While the models built using the proposed transformation function do have a higher model weight, they show faster convergence. If we were to increase the number of fully connected layers in the model built using the conventional transformation function with the aim of getting a similar convergence to the quadratic transformation function, we would encounter the vanishing gradient problem. Hence, the proposed methodology also overcomes the vanishing gradient problem in the conventional transformation function when we wish to increase the parameter count, without changing the number of parameters in a given layer.

The real-world applications of these new neurons are numerous. Besides the faster convergence which yields drastically better accuracies when trained for the same duration as conventional neurons, this improved perceptron helps in incredibly reducing the training time of a model in case the same number of parameters are used in both the models. This in turn means that any research involving DL would be accelerated, and any application utilizing DL models would become more efficient. For instance, in systems like face recognition and real-time threat detection, which use few shot learning techniques, the models will have a lower inference time and yield better accuracies. In the field of medicine, all analyses involving DL would be accelerated, and so on.
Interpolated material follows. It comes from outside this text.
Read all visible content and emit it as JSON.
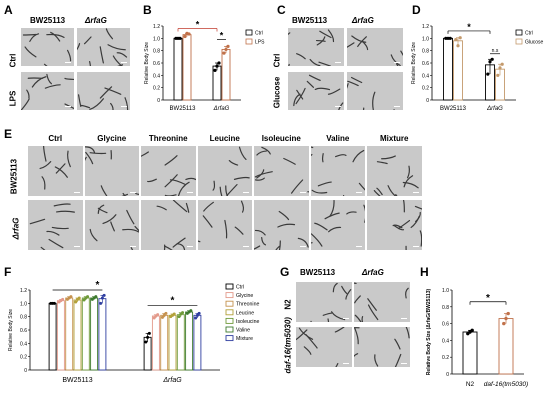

There is a vast future scope for this study. While we analyzed the replacement of the linear function of a neuron with a quadratic sum, the same can be replaced with other functions that will potentially yield further improved results [10, 21]. Furthermore, the true power of this methodology can be seen when the results are recorded for larger deep learning architectures, employing a much higher number of parameters. For example, VGG-16 [22], which consists of over 134.7 million parameters, would ideally portray a much better performance on a dataset than ResNet-18, which has 11.4 million parameters.